*Rangel Alves da Costa
Já se passaram das cinco horas da tarde e
nada aconteceu. Nada aconteceu e parece que nada vai acontecer. Simplesmente
por que nada acontece.
Hoje o leiteiro não veio. Todos os dias, às
cinco da manhã, ele desponta já gritando que “oi o leite, oi o leite”. Mas hoje
o leite não chegou.
Hoje o jornaleiro também não veio. Ainda mais
cedo que o leiteiro, pois lançando seu jornal entre as grades bem antes das
cinco da manhã, hoje eu não encontrei nenhuma notícia espalhada entre os cantos
empoeirados.
Como de costumo, assim que levanto logo
apronto um cafezinho bem forte para tomar. Hoje coloquei a água para ferver,
depois comecei a mirar os espaços, e acabei esquecendo que a xícara já estava
até com o café granulado.
Não sei o motivo de assim acontecer. Também
me esqueci de abrir a janela e nem me dei conta de caminhar em meio às
folhagens caídas de um jardim sem flores. O sol já estava alto quando seus
reflexos começaram a entrar pelas frestas.

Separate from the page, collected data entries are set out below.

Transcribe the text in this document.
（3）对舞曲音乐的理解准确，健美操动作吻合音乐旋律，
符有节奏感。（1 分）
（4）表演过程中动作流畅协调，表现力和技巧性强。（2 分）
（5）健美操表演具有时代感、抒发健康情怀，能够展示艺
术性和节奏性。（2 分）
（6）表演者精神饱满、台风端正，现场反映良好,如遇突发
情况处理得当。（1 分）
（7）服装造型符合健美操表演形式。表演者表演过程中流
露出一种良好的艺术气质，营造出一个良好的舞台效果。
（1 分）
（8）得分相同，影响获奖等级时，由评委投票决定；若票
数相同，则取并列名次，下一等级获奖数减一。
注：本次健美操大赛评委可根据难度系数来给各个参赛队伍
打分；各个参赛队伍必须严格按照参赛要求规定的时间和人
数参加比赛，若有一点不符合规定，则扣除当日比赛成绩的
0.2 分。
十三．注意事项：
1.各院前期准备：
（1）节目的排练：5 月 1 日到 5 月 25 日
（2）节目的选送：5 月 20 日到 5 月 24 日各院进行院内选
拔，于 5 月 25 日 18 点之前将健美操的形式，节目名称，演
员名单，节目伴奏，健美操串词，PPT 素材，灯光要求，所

A Bíblia ficou no seu lugar e o Salmo colhido
ao acaso deixou de ser lido. Recordo apenas que sussurrei um evangelho inteiro
enquanto dobrava minha rede de dormir. Sorte a minha que não havia compromisso
marcado para a manhã, pois certamente não o cumpriria.
Nada aconteceu. Estranho que assim tivesse
acontecido desde que pulei da rede ainda na madrugada. Mesmo não havendo galo
no quintal, sempre que digo que jamais permitirei que ele cante primeiro do meu
levantar. Geralmente ainda está escurecido quando coloco os pés no chão.
Será que somente comigo assim aconteceu? Creio
que não. A bem dizer, por aqui nada parecido com os versos e os reversos do
Eclesiastes. Aqui tudo sempre acontece do mesmo jeito, ou nada acontece que
seja diferente. Dia após dia e a mesma manhã e a mesma noite, o mesmo passar
das horas, o mesmo sol e a mesma lua.
Quem dera que a ventania soprasse outros
ares. Abriria ainda mais a janela para receber novas borboletas, novos colibris,
novas folhagens secas. Deixaria a porta sempre aberta para que as notícias do
vento entrassem em profusão. E quem sabe um acontecimento na natureza além das
folhagens zunindo seus segredos.
Também não espero carteiro porque desde muito
que não aparece. A última vez que passou por aqui acabou chorando com a carta
que abriu antes de me entregar. “Cordiais saudações, apenas para dizer que
acabou o que restava do nosso amor. Meus lábios já não são seus, meu beijo já
não é seu. Tudo em mim cegou em sua direção...”. Foi o que o carteiro leu e
chorou.
Não me dou mais o desprazer de ligar a
televisão. Rádio apenas de vez em quando, quando chega o entardecer e quero
relembrar meu sertão através da velha música caipira. Mas televisão de jeito nenhum.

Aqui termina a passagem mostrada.